The main idea is that transport and urban policy priorities change over time. This change is related both to changes in people’s travel behaviour and in the type of policies introduced by governments.
The document identifies these changes through the experiences of five Western European cities over the last 50 years. The cities are London, Paris, Berlin, Vienna, and Copenhagen. It shows an historical tendency for, first, accommodating the growing use of private cars by buiding more and better roads. As the environmental and social problems of car use start to grow, the focus changes to providing for sustainable mobility, and more recently, to an interest in liveability and aspects of health and wellbeing.

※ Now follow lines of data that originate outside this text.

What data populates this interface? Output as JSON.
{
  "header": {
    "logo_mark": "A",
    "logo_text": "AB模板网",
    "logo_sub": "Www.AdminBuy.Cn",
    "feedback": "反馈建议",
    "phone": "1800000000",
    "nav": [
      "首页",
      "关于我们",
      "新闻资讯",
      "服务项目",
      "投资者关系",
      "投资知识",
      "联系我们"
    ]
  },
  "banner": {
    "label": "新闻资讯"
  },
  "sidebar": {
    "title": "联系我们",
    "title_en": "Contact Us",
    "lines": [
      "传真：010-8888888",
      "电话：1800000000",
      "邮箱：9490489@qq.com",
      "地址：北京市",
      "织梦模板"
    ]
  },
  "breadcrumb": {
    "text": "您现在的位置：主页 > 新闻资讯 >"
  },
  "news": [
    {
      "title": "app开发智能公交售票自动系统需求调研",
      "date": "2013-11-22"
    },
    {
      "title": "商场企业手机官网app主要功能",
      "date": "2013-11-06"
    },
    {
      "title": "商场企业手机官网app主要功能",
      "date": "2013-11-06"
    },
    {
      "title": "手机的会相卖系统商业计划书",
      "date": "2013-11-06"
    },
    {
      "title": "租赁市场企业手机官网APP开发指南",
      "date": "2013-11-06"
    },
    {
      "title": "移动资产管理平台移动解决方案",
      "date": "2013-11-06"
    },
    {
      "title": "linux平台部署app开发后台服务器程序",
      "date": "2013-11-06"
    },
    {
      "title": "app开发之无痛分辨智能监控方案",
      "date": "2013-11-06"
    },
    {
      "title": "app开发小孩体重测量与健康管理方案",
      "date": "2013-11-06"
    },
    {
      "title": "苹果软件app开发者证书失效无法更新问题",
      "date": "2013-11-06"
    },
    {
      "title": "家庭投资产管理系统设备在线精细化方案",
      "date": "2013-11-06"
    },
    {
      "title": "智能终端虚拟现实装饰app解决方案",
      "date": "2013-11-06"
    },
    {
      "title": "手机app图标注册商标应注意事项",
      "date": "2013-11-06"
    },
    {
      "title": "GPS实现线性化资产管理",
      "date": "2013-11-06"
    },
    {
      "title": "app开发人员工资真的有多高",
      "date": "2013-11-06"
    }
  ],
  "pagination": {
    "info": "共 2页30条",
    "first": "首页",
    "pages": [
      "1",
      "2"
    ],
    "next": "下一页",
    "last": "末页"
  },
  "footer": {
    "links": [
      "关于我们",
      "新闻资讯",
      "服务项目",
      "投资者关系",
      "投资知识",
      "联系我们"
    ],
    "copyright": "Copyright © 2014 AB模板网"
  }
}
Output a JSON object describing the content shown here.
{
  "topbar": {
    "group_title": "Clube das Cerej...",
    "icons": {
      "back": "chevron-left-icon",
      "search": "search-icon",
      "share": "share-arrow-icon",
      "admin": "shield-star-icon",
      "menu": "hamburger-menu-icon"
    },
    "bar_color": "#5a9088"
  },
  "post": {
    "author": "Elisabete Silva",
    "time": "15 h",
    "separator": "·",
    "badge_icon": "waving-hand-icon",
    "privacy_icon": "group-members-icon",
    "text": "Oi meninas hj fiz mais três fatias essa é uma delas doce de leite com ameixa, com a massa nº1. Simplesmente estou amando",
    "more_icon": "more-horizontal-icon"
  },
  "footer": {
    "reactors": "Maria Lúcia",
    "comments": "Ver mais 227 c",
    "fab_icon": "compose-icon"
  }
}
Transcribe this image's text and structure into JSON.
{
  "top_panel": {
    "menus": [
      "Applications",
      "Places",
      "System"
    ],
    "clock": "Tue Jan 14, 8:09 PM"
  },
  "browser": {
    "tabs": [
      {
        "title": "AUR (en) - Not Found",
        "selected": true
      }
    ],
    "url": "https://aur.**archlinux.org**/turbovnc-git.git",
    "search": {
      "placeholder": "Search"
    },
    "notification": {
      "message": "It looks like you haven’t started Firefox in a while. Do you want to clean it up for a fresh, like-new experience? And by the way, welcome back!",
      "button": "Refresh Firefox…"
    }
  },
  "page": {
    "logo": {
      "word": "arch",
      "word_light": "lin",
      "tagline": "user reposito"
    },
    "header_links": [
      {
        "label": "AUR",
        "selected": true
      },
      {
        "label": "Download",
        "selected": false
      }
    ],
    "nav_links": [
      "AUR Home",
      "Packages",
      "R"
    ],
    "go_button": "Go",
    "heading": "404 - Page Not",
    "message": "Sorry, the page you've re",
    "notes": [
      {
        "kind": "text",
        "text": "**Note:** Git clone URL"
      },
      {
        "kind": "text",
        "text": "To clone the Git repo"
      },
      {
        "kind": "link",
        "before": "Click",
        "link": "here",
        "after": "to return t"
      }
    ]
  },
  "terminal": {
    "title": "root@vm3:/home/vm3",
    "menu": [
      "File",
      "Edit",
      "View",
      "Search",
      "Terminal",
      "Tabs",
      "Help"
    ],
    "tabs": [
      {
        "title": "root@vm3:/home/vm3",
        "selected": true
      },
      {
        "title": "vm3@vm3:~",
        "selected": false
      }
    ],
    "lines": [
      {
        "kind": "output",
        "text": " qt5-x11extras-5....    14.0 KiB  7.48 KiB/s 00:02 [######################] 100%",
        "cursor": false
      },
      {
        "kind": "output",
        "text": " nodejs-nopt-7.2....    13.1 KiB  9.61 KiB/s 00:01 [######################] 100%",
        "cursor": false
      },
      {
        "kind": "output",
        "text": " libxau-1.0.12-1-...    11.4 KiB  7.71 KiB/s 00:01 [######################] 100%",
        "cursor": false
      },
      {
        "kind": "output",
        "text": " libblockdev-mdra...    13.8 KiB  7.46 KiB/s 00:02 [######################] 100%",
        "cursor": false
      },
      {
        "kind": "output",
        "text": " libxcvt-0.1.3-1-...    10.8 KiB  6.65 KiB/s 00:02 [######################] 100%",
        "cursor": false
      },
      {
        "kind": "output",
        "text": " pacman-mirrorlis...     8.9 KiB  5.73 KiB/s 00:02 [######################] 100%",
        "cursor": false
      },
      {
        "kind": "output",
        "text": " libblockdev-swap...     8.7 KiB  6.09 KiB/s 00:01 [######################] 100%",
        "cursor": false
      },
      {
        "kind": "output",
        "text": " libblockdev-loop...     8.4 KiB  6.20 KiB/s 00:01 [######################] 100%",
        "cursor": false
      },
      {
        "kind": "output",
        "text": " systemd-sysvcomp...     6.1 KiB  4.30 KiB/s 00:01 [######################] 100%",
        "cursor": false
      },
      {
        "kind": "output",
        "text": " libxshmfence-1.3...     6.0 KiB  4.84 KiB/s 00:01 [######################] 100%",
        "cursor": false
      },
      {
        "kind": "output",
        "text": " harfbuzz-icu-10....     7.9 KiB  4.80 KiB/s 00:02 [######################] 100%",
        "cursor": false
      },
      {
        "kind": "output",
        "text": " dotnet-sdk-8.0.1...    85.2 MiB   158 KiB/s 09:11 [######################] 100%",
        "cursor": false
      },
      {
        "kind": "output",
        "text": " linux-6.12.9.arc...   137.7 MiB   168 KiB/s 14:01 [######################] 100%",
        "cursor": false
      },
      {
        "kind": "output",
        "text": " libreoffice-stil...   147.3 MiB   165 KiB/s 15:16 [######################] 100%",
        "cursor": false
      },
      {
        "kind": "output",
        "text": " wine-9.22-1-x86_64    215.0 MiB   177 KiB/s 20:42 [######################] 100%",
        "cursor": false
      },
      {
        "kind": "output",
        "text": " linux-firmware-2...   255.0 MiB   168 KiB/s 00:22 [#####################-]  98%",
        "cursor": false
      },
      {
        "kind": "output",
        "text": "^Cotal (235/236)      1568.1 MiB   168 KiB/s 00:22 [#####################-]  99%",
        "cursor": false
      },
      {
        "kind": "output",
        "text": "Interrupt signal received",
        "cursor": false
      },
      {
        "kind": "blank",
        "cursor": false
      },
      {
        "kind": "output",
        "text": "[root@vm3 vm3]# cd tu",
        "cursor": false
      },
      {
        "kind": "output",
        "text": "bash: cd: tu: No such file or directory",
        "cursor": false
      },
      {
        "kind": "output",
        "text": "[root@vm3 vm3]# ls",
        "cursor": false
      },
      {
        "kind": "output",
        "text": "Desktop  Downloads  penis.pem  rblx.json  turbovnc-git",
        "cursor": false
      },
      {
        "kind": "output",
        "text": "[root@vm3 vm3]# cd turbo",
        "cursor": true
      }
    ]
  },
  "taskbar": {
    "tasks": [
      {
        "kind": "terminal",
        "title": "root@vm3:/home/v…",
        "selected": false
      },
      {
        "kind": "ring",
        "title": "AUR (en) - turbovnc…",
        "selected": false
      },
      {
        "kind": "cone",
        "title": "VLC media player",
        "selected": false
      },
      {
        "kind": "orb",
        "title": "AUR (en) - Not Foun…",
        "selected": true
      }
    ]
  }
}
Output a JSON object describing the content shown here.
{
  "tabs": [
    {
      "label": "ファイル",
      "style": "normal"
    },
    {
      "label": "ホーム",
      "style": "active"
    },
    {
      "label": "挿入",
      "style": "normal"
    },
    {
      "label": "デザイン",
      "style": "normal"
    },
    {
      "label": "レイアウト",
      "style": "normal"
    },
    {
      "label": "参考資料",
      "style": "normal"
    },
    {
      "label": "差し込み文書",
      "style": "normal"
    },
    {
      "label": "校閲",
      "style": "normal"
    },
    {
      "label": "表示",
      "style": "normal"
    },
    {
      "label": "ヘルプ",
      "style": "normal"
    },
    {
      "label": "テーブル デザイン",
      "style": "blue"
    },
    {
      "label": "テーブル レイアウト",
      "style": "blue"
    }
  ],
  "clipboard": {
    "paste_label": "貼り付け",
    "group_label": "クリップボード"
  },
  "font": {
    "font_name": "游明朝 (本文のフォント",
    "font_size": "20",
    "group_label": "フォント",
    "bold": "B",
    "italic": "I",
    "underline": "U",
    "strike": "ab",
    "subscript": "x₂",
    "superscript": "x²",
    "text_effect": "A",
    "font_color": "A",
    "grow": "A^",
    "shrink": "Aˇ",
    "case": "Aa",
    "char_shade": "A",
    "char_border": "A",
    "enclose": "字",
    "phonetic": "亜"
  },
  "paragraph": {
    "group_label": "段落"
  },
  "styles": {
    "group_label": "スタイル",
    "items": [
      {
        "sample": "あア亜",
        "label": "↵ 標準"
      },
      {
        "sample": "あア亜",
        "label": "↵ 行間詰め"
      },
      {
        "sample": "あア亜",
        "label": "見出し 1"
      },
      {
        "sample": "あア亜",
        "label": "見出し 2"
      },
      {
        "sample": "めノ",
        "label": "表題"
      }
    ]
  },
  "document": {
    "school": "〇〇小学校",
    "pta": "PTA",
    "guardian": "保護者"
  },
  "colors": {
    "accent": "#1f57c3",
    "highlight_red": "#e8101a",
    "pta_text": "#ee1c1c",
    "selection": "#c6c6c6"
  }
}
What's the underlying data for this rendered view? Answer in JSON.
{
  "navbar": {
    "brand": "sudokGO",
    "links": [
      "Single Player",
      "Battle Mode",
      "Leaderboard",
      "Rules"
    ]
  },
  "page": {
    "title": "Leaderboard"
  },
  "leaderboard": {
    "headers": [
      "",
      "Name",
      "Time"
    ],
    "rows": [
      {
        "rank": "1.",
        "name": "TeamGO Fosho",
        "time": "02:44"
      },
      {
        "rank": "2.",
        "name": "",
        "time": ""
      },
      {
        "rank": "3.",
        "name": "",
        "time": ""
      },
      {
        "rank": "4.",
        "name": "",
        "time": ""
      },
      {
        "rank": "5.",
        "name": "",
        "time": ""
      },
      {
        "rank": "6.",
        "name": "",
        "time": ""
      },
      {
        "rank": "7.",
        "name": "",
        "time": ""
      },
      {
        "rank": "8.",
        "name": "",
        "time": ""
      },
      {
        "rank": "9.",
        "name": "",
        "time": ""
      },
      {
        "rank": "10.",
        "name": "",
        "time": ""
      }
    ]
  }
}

The document shows how cities that are still providing for private car use can adapt their policies based on the experience of cities that have gone through the 3-stage process described above. It gives, as examples, 5 Eastern European and Middle Eastern cities: Vilnius (Lithuania), Bucharest (Romania), Skopje (North Macedonia), Talinn (Estonia), Adana (Turkey), and Amman (Jordan).
The document also identifies the indicators that have been used or could be used to identify how a city and its transport system is performing, considering the aims of mobility, sustainability, and liveability.